Journalist Michael Hastings of Rolling Stone looked on as McChrystal and his staff let off steam, partying and openly bashing the Obama administration. When Hastings' piece appeared a few months later, it set off a political McChrystal was ordered to Washington, where he was unceremoniously fired.
Hastings gives us a shocking behind-the-scenes portrait of Allied military commanders, their high-stakes manoeuvres and often bitter bureaucratic infighting.
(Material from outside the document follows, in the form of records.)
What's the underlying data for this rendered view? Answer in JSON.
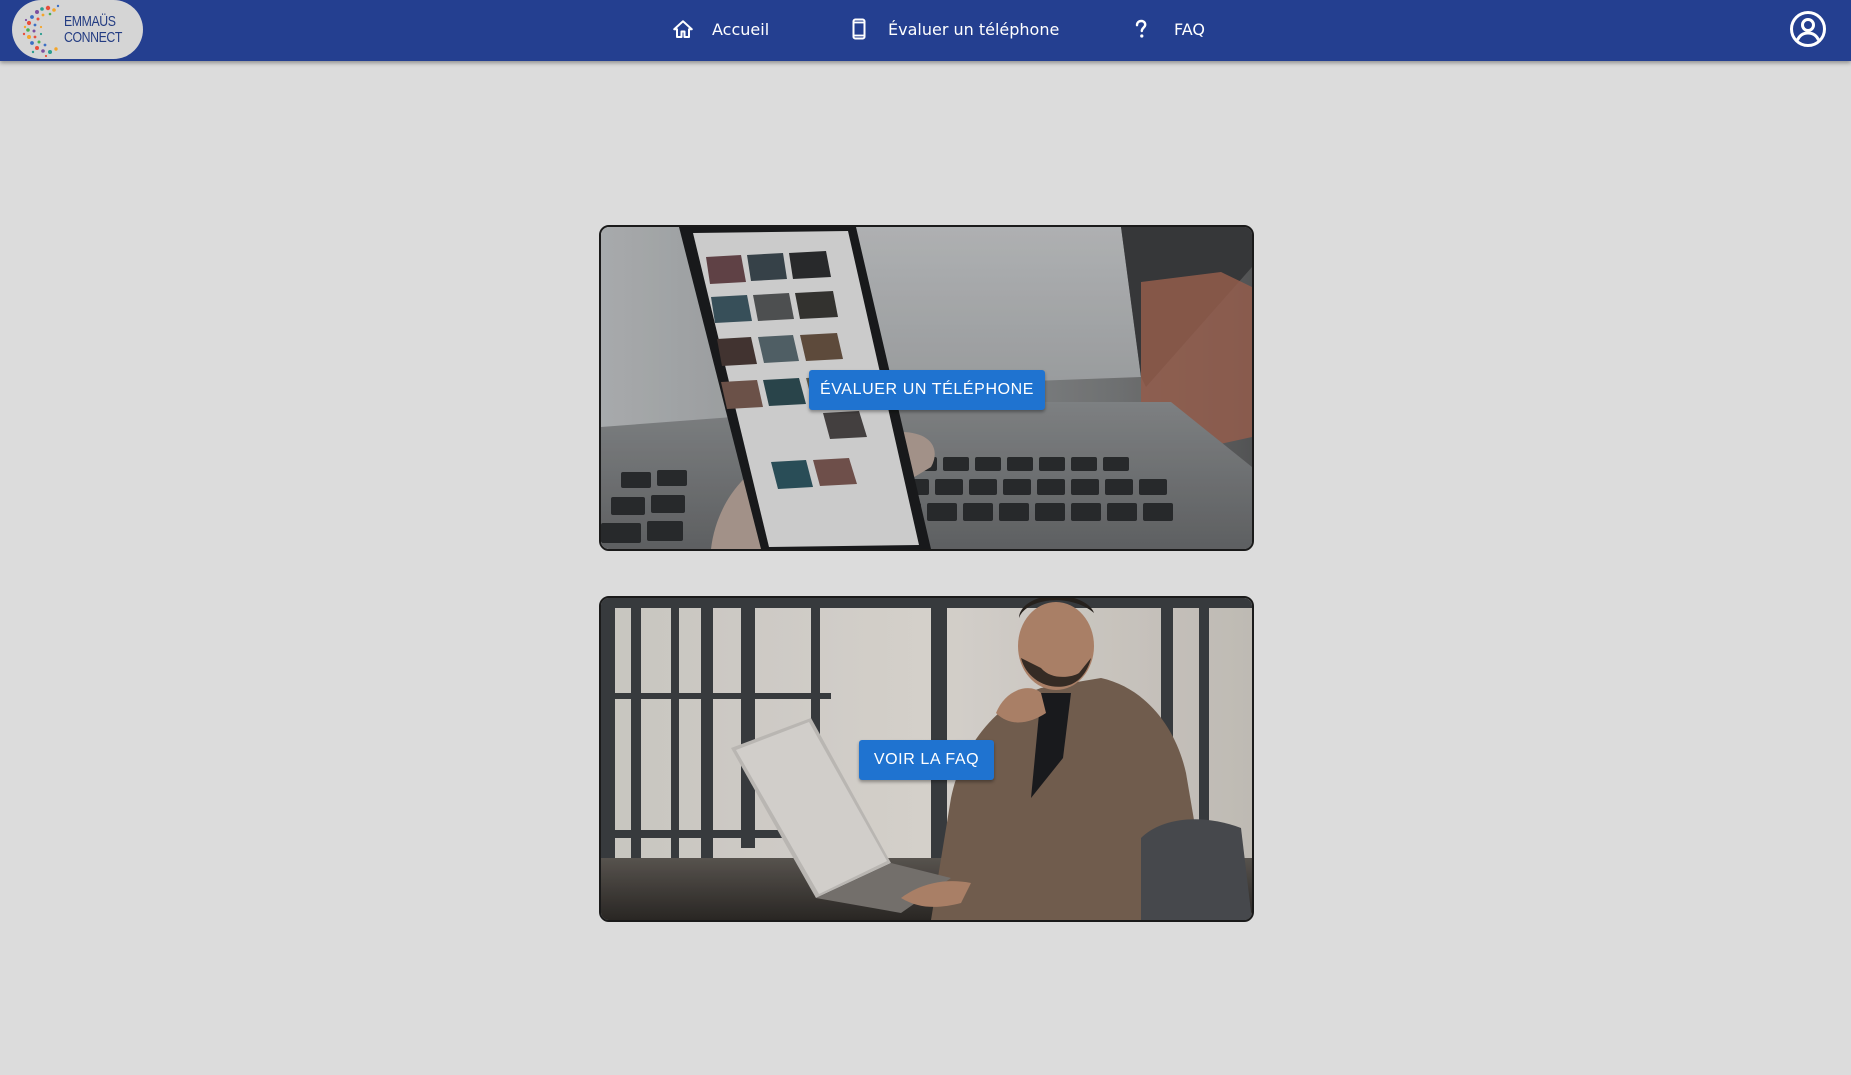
{
  "header": {
    "logo": {
      "line1": "EMMAÜS",
      "line2": "CONNECT"
    },
    "nav": [
      {
        "label": "Accueil",
        "icon": "home-icon"
      },
      {
        "label": "Évaluer un téléphone",
        "icon": "smartphone-icon"
      },
      {
        "label": "FAQ",
        "icon": "question-mark-icon"
      }
    ],
    "account_icon": "account-circle-icon"
  },
  "cards": [
    {
      "button_label": "ÉVALUER UN TÉLÉPHONE",
      "image": "hand-holding-smartphone-photo"
    },
    {
      "button_label": "VOIR LA FAQ",
      "image": "man-using-laptop-photo"
    }
  ],
  "colors": {
    "header_background": "#243f90",
    "page_background": "#dcdcdc",
    "button_background": "#1f73d0",
    "header_text": "#ffffff"
  }
}
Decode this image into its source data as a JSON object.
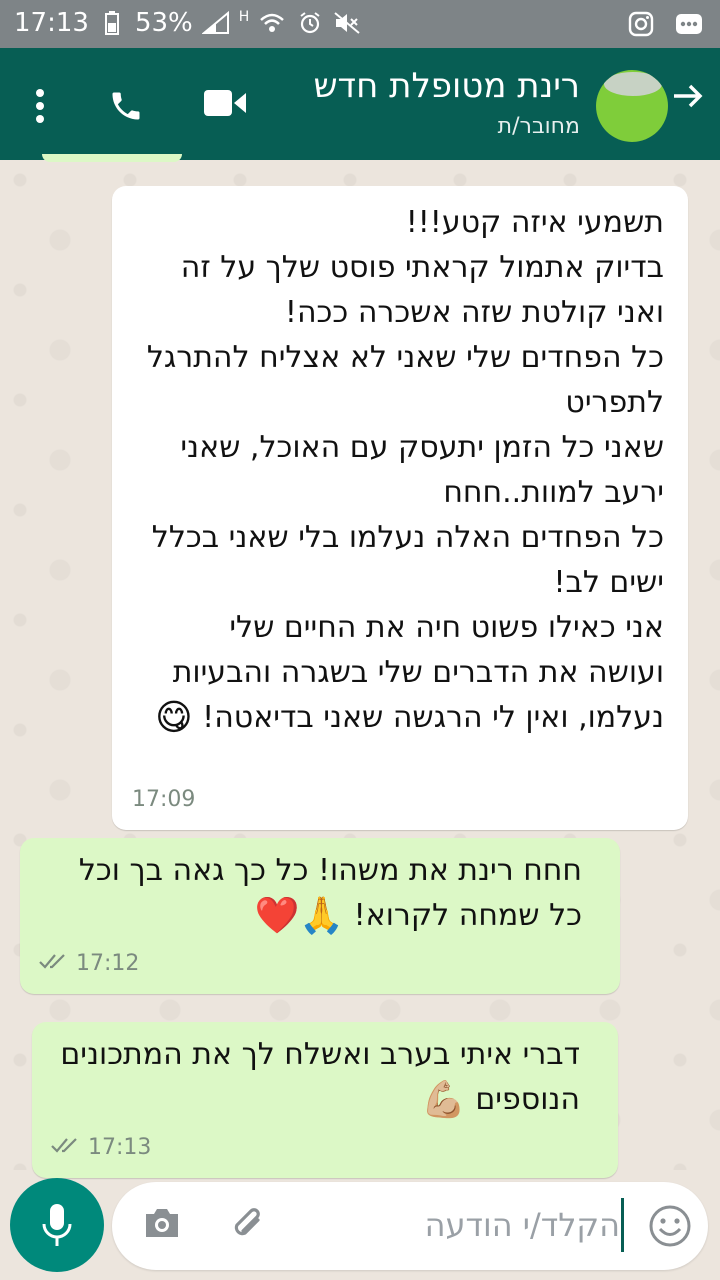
{
  "status_bar": {
    "time": "17:13",
    "battery": "53%",
    "signal_label": "H"
  },
  "header": {
    "contact_name": "רינת מטופלת חדש",
    "contact_status": "מחובר/ת",
    "back_icon": "arrow-right-icon",
    "video_icon": "video-call-icon",
    "call_icon": "phone-icon",
    "menu_icon": "more-vert-icon"
  },
  "messages": [
    {
      "direction": "incoming",
      "text": "תשמעי איזה קטע!!!\nבדיוק אתמול קראתי פוסט שלך על זה ואני קולטת שזה אשכרה ככה!\nכל הפחדים שלי שאני לא אצליח להתרגל לתפריט\nשאני כל הזמן יתעסק עם האוכל, שאני ירעב למוות..חחח\nכל הפחדים האלה נעלמו בלי שאני בכלל ישים לב!\nאני כאילו פשוט חיה את החיים שלי ועושה את הדברים שלי בשגרה והבעיות נעלמו, ואין לי הרגשה שאני בדיאטה!",
      "emoji": "😋",
      "time": "17:09"
    },
    {
      "direction": "outgoing",
      "text": "חחח רינת את משהו! כל כך גאה בך וכל כל שמחה לקרוא!",
      "emoji": "🙏❤️",
      "time": "17:12"
    },
    {
      "direction": "outgoing",
      "text": "דברי איתי בערב ואשלח לך את המתכונים הנוספים",
      "emoji": "💪🏼",
      "time": "17:13"
    }
  ],
  "input": {
    "placeholder": "הקלד/י הודעה",
    "emoji_icon": "smiley-icon",
    "attach_icon": "paperclip-icon",
    "camera_icon": "camera-icon",
    "mic_icon": "mic-icon"
  },
  "colors": {
    "header": "#075e54",
    "outgoing_bubble": "#dcf8c6",
    "incoming_bubble": "#ffffff",
    "accent": "#00897b"
  }
}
Michael Hastings was a contributing editor to Rolling Stone. Over a five year span, he regularly covered the wars in Iraq and Afghanistan. He started his career at Newsweek magazine in 2002, and was named the magazine’s Baghdad correspondent in 2005. In 2008, he reported on the U.S. presidential elections for Newsweek. His work has appeared in GQ, The Washington Post, the L.A. Times, Slate, Salon, Foreign Policy, The Daily Beast, The Huffington Post, and a number of other publications. In 2011, he was awarded the George Polk Award for magazine reporting for his story in Rolling Stone, “The Runaway General.” In 2010, he was named one of Huffington Post’s Game Changers of the year. In 2009, his story Obama’s War, published in GQ, was selected for the Best American Political Writing 2009 anthology (Public Affairs, 2009). He is the author of I Lost My Love in Baghdad: A Modern War Story(Scribner, 2008) and The Operators: The Wild and Terrifying Inside Story of America’s War in Afghanistan(Little Brown, 2011).